Bench Memos

Re: No Protestant Justices

One of the ugly aspects of the diversity game is that it requires classification of individuals along crude racial lines.  As a younger and wiser Justice Stevens wrote thirty years ago, “If the National Government is to make a serious effort to define racial classes by criteria that can be administered objectively, it must study precedents such as the First Regulation to the Reich’s Citizenship Law of November 14, 1935.”

The classification of individuals along religious lines may also present delicate and unwelcome issues, especially if the distribution of benefits—such as a Supreme Court seat—turns in whole or in part on the basis of religious affiliation.  What counts?  Self-identification?  Upbringing?  Current or recent practice?  Formal affiliation with, or recognition by, a religious community?  Some combination of these?  Something else?
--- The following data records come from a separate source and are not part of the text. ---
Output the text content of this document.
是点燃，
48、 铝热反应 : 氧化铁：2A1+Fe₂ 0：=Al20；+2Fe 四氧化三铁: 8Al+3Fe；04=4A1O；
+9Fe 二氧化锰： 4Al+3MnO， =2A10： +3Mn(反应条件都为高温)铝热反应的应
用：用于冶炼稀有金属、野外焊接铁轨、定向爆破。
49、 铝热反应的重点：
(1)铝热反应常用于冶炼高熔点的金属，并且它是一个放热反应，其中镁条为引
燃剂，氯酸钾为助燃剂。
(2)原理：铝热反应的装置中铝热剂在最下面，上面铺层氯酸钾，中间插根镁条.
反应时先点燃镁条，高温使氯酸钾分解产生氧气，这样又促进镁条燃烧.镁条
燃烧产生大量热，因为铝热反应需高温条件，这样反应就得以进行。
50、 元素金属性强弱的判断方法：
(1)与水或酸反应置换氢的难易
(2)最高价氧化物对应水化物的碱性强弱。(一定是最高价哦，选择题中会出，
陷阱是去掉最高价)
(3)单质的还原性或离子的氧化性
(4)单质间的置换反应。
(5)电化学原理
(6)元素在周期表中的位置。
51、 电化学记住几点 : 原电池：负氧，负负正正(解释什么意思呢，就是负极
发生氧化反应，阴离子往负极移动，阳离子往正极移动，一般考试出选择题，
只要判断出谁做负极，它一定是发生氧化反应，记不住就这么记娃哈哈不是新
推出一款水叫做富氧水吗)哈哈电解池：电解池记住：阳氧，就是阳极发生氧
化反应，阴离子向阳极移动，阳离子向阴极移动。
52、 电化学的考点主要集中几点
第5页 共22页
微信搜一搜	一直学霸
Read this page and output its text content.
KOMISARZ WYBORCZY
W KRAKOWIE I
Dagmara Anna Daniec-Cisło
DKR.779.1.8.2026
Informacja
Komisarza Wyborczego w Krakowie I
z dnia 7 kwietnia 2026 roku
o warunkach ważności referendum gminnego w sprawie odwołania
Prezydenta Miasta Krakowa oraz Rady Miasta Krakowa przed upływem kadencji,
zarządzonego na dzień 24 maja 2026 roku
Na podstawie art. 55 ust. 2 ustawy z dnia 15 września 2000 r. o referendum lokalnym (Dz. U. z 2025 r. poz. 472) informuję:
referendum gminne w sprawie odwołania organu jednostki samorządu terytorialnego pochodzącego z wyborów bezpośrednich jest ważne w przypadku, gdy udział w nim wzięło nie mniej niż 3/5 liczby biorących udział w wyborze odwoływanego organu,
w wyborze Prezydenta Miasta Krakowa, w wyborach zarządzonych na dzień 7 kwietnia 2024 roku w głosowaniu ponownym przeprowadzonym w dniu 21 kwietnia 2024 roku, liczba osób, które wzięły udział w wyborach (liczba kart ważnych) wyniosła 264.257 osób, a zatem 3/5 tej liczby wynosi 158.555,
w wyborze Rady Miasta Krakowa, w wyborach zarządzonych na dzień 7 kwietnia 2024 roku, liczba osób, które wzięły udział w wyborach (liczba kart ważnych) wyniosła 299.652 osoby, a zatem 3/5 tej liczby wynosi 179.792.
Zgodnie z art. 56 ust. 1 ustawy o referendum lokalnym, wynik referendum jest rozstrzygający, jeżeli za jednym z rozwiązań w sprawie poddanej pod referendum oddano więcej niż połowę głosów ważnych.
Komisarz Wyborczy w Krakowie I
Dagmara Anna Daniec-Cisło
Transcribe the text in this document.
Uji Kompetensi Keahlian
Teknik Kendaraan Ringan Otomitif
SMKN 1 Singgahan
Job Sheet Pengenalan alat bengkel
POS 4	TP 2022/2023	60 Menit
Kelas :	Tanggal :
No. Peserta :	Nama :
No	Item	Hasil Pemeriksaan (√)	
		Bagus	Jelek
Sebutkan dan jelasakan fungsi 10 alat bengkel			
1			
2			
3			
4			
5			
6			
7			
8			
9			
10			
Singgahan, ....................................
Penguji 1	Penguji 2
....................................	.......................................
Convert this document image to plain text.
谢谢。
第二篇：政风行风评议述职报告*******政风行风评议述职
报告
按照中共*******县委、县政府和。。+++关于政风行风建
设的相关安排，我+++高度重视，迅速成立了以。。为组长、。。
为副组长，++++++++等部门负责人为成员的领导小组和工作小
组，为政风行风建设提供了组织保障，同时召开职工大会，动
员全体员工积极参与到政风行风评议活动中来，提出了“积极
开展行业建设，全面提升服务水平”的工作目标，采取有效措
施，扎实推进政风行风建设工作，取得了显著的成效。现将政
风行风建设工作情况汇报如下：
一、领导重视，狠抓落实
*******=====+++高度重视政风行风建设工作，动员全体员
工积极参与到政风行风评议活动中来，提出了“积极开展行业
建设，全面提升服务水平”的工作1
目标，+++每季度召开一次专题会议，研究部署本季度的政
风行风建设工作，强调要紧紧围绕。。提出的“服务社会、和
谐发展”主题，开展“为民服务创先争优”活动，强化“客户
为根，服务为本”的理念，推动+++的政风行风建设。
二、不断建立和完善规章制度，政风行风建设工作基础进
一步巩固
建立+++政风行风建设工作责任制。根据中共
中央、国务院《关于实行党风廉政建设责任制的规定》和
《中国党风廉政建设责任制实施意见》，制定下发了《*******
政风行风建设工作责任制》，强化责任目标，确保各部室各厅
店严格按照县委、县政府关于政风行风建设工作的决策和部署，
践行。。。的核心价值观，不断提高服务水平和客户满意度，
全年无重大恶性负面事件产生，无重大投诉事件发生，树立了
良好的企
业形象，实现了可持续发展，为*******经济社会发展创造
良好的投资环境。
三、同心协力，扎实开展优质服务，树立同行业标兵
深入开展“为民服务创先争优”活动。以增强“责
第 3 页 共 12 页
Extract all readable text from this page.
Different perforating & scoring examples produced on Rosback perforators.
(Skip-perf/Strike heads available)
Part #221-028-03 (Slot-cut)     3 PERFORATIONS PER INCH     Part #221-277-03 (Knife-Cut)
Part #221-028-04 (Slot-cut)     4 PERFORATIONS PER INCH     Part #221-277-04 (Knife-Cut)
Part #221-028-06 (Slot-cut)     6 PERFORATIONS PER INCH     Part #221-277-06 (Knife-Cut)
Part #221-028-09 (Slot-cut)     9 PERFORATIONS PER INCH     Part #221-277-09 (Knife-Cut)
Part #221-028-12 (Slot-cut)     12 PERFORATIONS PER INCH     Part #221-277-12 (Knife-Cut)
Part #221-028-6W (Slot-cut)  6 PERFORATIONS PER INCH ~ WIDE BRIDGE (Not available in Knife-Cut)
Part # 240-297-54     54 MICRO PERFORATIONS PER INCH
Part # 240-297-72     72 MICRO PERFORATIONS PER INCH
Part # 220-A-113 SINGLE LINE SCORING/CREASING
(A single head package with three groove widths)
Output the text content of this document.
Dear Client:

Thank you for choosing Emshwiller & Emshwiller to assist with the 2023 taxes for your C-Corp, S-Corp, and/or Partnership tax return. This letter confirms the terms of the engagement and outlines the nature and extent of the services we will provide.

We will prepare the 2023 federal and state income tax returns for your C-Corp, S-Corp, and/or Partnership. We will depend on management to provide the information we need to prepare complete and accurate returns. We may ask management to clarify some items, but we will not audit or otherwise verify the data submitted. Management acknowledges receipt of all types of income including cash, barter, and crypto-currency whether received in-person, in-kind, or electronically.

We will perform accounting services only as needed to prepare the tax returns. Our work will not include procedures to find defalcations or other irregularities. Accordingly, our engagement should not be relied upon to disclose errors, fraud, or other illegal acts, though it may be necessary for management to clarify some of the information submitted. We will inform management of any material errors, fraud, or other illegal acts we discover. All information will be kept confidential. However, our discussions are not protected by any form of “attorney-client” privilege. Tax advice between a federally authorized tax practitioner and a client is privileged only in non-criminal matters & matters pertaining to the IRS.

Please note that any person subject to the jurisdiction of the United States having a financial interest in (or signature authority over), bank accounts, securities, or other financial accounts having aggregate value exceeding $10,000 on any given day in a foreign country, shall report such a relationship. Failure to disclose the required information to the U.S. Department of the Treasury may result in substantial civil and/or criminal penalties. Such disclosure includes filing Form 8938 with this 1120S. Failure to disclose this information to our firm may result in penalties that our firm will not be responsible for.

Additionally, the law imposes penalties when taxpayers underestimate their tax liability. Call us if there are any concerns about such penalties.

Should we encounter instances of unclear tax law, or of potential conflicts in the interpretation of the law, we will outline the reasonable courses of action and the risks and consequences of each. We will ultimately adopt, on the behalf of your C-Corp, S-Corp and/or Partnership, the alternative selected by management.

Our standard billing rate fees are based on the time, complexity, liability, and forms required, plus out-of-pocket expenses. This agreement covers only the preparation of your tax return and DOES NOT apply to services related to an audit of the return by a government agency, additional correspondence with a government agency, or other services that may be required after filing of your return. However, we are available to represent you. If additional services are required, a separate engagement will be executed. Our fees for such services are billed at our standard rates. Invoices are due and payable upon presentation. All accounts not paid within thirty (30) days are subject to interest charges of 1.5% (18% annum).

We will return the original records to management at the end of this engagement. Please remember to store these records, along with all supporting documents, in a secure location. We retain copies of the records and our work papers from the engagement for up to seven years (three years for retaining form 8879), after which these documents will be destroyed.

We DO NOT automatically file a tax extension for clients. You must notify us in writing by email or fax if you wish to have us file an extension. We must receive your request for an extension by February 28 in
In this regard, I’ll note, in the context of the prospect that filling Justice Stevens’s vacancy may result in no Protestants on the Court, that I’ve been hearing some folks identify Seventh Circuit judge Diane Wood as a Protestant.  I have zero interest in exploring, much less opining on, this question.  But for the diversity mavens who do, I will note that a Chicago Tribune profile of Wood states:

[Wood’s] family attended Presbyterian church [when she was a child], although [Judy] Lenox [her older sister] said she has lost track of her sister’s church attendance practices. A friend said she has not typically attended services during much of her adulthood.